4. The three musketeers approach: Choose a light, medium and dark material and work from one end of the value spectrum to the other. (Try transitioning in another way at the same time; size, texture, activity, spacing etc)
5. The fade-out approach: Start tight then slowly increase the space between tesserae and decrease the size of the tesserae for a tight-to-loose transition. (Try a concurrent transition such as light to dark, matte to shiny, smooth to rough, calm to active etc.)’
 

6. Monochrome – Marian Shapiro

‘Make a mosaic using just one colour.
 
Why?  By stripping one element from your process, it makes you focus on the others. Without colours to identify an object, you must focus on the form, the andamento, and the spaces in between the tesserae. For me, working within constraints challenges me to be inventive and find alternative ways of solving problems.
 
You can use shades and tints of that one colour, for example light blue, mid blue and dark, and any materials or mix of materials you like, but no other colours apart from your chosen one. My examples are mostly pale and neutral colours, and mostly abstract but yours don’t have to be. Try doing something realistic using a monochrome palette.’
 

Making a submission

Entries must be submitted via our Curatorspace page: https://www.curatorspace.com/opportunities/detail/prompted/4652

When you submit your image(s), you will be required to provide details about the work, e.g. title, materials, dimensions etc. We will also ask for your website address, social media and contact details. If you would welcome sales enquiries, please also provide the selling price for your work and a note of how potential buyers should contact you or mark it as NFS (not for sale). BAMM will not be involved in any sales of work from the exhibition and will not take any commission.

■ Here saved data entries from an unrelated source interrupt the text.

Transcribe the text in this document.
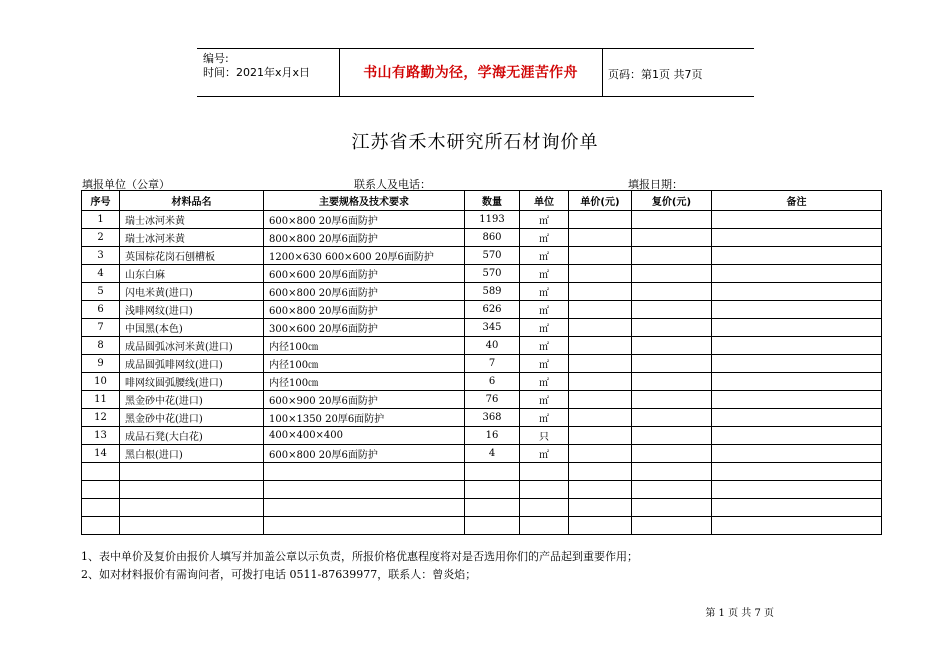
编号:
时间：2021年x月x日	书山有路勤为径，学海无涯苦作舟	页码：第1页 共7页
江苏省禾木研究所石材询价单
填报单位（公章）	联系人及电话：	填报日期：
序号	材料品名	主要规格及技术要求	数量	单位	单价(元)	复价(元)	备注
1	瑞士冰河米黄	600×800 20厚6面防护	1193	㎡			
2	瑞士冰河米黄	800×800 20厚6面防护	860	㎡			
3	英国棕花岗石刨槽板	1200×630 600×600 20厚6面防护	570	㎡			
4	山东白麻	600×600 20厚6面防护	570	㎡			
5	闪电米黄(进口)	600×800 20厚6面防护	589	㎡			
6	浅啡网纹(进口)	600×800 20厚6面防护	626	㎡			
7	中国黑(本色)	300×600 20厚6面防护	345	㎡			
8	成品圆弧冰河米黄(进口)	内径100㎝	40	㎡			
9	成品圆弧啡网纹(进口)	内径100㎝	7	㎡			
10	啡网纹圆弧腰线(进口)	内径100㎝	6	㎡			
11	黑金砂中花(进口)	600×900 20厚6面防护	76	㎡			
12	黑金砂中花(进口)	100×1350 20厚6面防护	368	㎡			
13	成品石凳(大白花)	400×400×400	16	只			
14	黑白根(进口)	600×800 20厚6面防护	4	㎡			

1、表中单价及复价由报价人填写并加盖公章以示负责，所报价格优惠程度将对是否选用你们的产品起到重要作用；
2、如对材料报价有需询问者，可拨打电话 0511-87639977，联系人：曾炎焰；
第 1 页 共 7 页
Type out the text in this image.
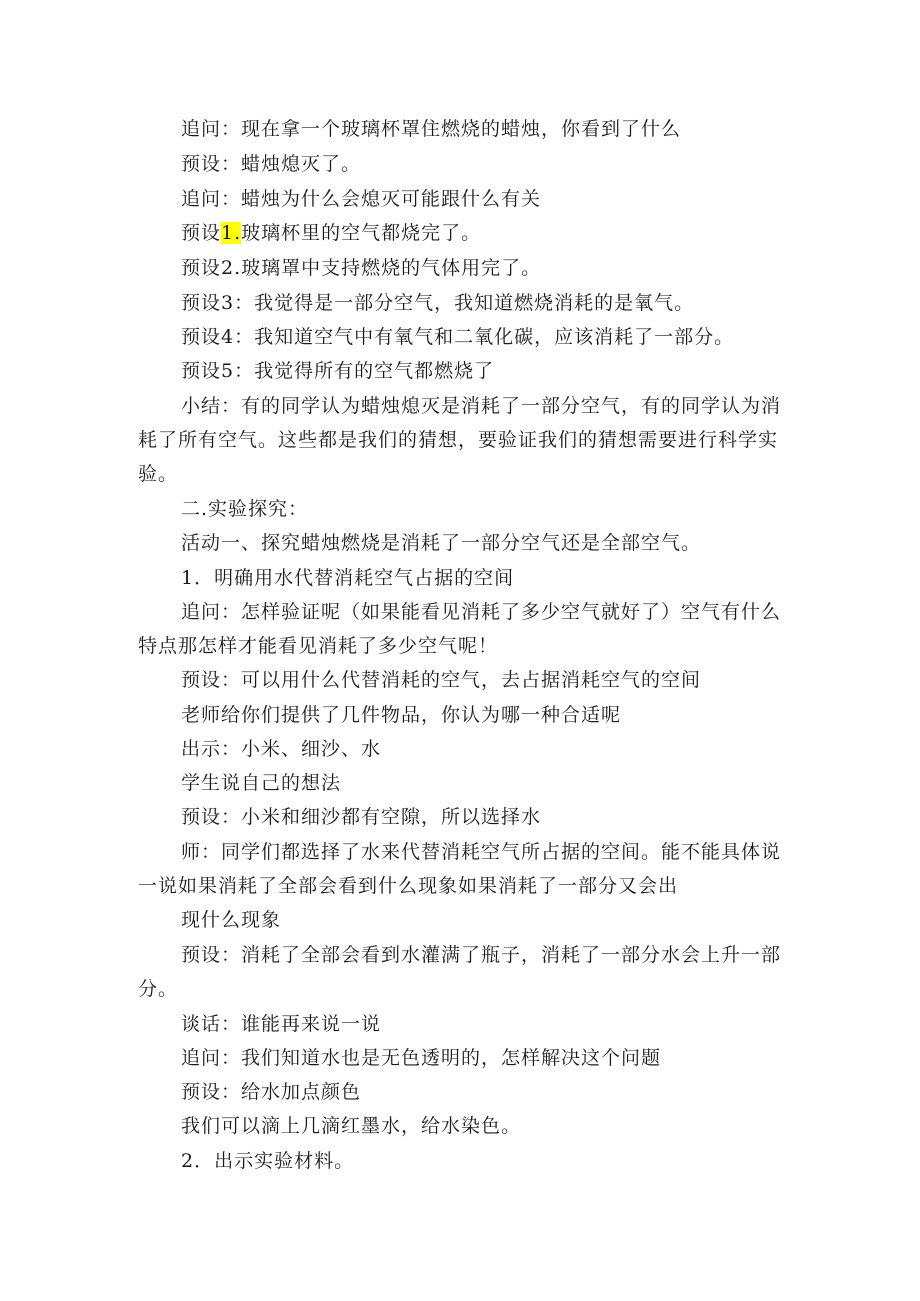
追问：现在拿一个玻璃杯罩住燃烧的蜡烛，你看到了什么
预设：蜡烛熄灭了。
追问：蜡烛为什么会熄灭可能跟什么有关
预设1.玻璃杯里的空气都烧完了。
预设2.玻璃罩中支持燃烧的气体用完了。
预设3：我觉得是一部分空气，我知道燃烧消耗的是氧气。
预设4：我知道空气中有氧气和二氧化碳，应该消耗了一部分。
预设5：我觉得所有的空气都燃烧了
小结：有的同学认为蜡烛熄灭是消耗了一部分空气，有的同学认为消
耗了所有空气。这些都是我们的猜想，要验证我们的猜想需要进行科学实
验。
二.实验探究：
活动一、探究蜡烛燃烧是消耗了一部分空气还是全部空气。
1．明确用水代替消耗空气占据的空间
追问：怎样验证呢（如果能看见消耗了多少空气就好了）空气有什么
特点那怎样才能看见消耗了多少空气呢！
预设：可以用什么代替消耗的空气，去占据消耗空气的空间
老师给你们提供了几件物品，你认为哪一种合适呢
出示：小米、细沙、水
学生说自己的想法
预设：小米和细沙都有空隙，所以选择水
师：同学们都选择了水来代替消耗空气所占据的空间。能不能具体说
一说如果消耗了全部会看到什么现象如果消耗了一部分又会出
现什么现象
预设：消耗了全部会看到水灌满了瓶子，消耗了一部分水会上升一部
分。
谈话：谁能再来说一说
追问：我们知道水也是无色透明的，怎样解决这个问题
预设：给水加点颜色
我们可以滴上几滴红墨水，给水染色。
2．出示实验材料。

It is critical that the images you submit are of high quality and fully comply with the outlined criteria.

You must be a member of the British Association for Modern Mosaic to submit your work. If you are not a member and would like to take part, details of how to join are on the BAMM website: www.bamm.org.uk/membership

The deadline for receiving submissions is midnight, Sunday 23rd August 2020.

 

The Exhibition

We are hoping to receive lots of submissions so that we can create an interesting and exciting exhibition to represent BAMM members from across all regions. The exhibition will be arranged in a series of gallery spaces, each displaying between 15 and 20 works, depending on the actual submissions received.

The professional artists who created the prompts for us are being invited to select works of outstanding merit from the exhibition. Certificates will be awarded to 1st, 2nd and 3rd place finalists and there will also be a People’s Choice award.